Project-Sequence Assembly(Shortest common superstring)

Description: You are to implement the graph-theoretic Shortest Superstring problem. Specifications: Your input is a set of DNA « fragments » (motivated by snippets that may result from Next Generation Sequencing technologies). Your goal is to reconstruct the larger contiguous DNA strand that the fragments were sequenced from. There is a good degree of expected overlaps between fragments that guides the problem formulation. In fact, you want to find the shortest contiguous DNA sequence that contains all input fragments. This is equivalent to finding the DNA sequence containing all input fragments that maximizes the TOTAL OVERLAP between consecutive fragments.

However, be careful to first DISCARD any fragment that is a proper SUBSTRING of any other fragment.
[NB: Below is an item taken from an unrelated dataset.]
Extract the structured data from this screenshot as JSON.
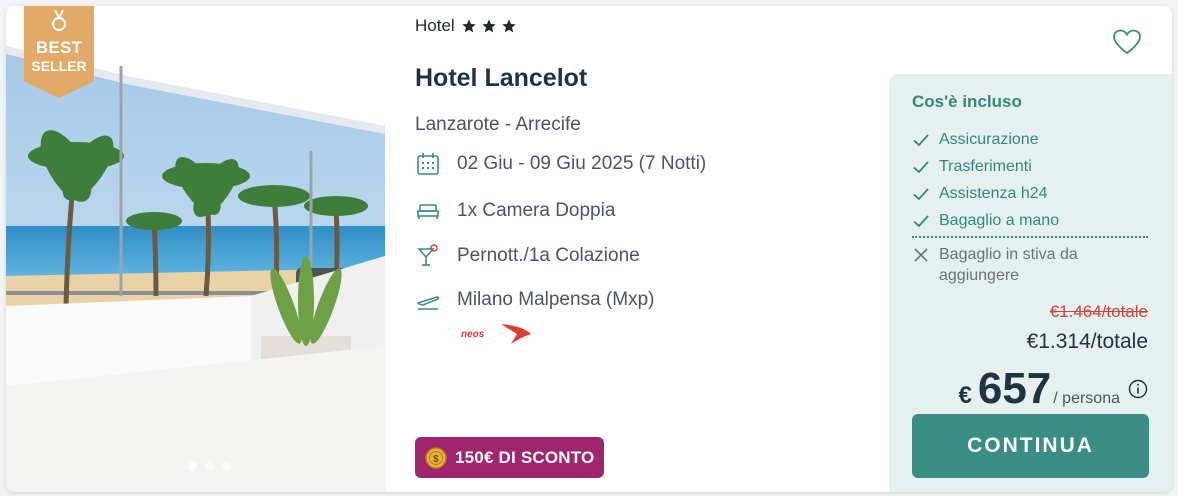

After doing so and computing the OVERLAP matrix, you may view each remaining fragment as a NODE i in a directed graph G. And G has all possible edges (i,j) weighted such that the SCORE of edge (i,j) is the value Overlap(i,j). A Hamiltonian Path in such a graph is a path that visits all vertices exactly once. Shortest superstring reduces to finding a Hamiltonian path with greatest total Overlap sum. And, following the path, you may reconstruct the Contig (the re-assembled superstring DNA strand).

Although finding Hamiltonian paths in general graphs is a hard problem (and such paths need not exist in general graphs), the types of graphs based on possible overlaps (including allowance for overlaps of zero) are completely connected and permit many possible Hamiltonian paths. The more difficult optimization is the Ham-path of maximal total overlap. However, we are contending with a heuristic approach here, based on a greedy approximation : Sort edges in descending order of their overlap scores, and proceeding in the order from maximal to minimal overlap, select the current edge as long as it is feasible to do so. All this means is that selecting the edge would NOT induce any of the following :

• A « fork » situation where there are two out-edges from a single node

• An inverse « fork » situation where there are two in-edges to a single node

• A cycle, meaning that there is already a path from the « to edge » back to the « from edge »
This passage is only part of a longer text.